Like more conventional CD-ROMs, ScruTiny has pretensions to grand themes. But instead of "World War Two" or "The Solar System", its compass embraces the cycle of life and death, yin, yang, masculine and the feminine. Reproduction is strongly emphasised. Among the disc's many reiterated motifs, my favourite was the moon image, which on second glance is a pearly representation of a cell in the process of division, its chromosomes like the markings on the lunar surface.
The disc's signature is its ever-changing cursor. Sometimes it's a sun and sometimes a crescent moon, sometimes light and dark, and now and again it turns into a fish. And what goes for the cursor goes for the work as a whole. Translated into multimedia, the principal device of Dixon's collage- based art becomes the morph. Out of those I stumbled upon, the smartest was in the "Romance" section. The male figure is represented by a suit of armour clutching a bouquet. Clicking on the visor of the helmet activates a sequence of eyes morphing into each other. I thought the chameleon was a particularly sly take on that old warhorse of gender theory, the male gaze. Another nice touch is the reclining female nude who rotates to the vertical, seeming in the process to assert control over the mirror in front of her.
Details like these are not what makes 'ScruTiny' look like a historical milestone, however. It is notable for the fact of being a multimedia artwork in itself, rather than a multimedia work about art. But rather than being a fully-fledged specimen of the new form, it's more of an archaeopteryx, closer to the dinosaurs than the birds. And, unfortunately, its evolutionary forebear is the album cover. You may have thought that CDs had sent the form into eclipse, but with CD-ROM, you'll believe an album cover can fly.
ScruTiny is, in fact, a work in the High Psychedelic style, where Symbolism and Tolkien meet. Rather than being an adjunct to a hallucinatory experience, like the stroboscopics that the rave generation enjoy, it suggests LSD recollected in tranquillity. The effects are generated by manipulating pixels, not synapses. In the current state of the art, not to mention the current state of my computer, its animations are slightly jerky, many of them also ectoplasmic and monochrome, evoking the pioneering cinematic special effects of Melies. This resonance sustains the impression that ScruTiny is a milestone, but an early one.

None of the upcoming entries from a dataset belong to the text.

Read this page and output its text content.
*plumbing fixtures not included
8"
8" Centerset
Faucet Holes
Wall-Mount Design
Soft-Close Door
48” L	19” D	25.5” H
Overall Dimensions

"Users should view this title as an interactive dream," advises Dixon. But its success depends on the maintenance of illusion, and those of us who have the knack of "lucid dreaming" know that the more you interact with a dream, the more the illusion is attenuated. At first, the mutating cursor is confusing, but you rapidly get the hang of it, and gradually the workings of the disc's more complex sequences also start to become apparent. The morphing sequences of a film like Terminator 2 would have palled if we had been handed the controls of the special-effects generator as we watched. Striking a balance between illusion and interactivity will be an intriguing challenge for the pioneers of the new media.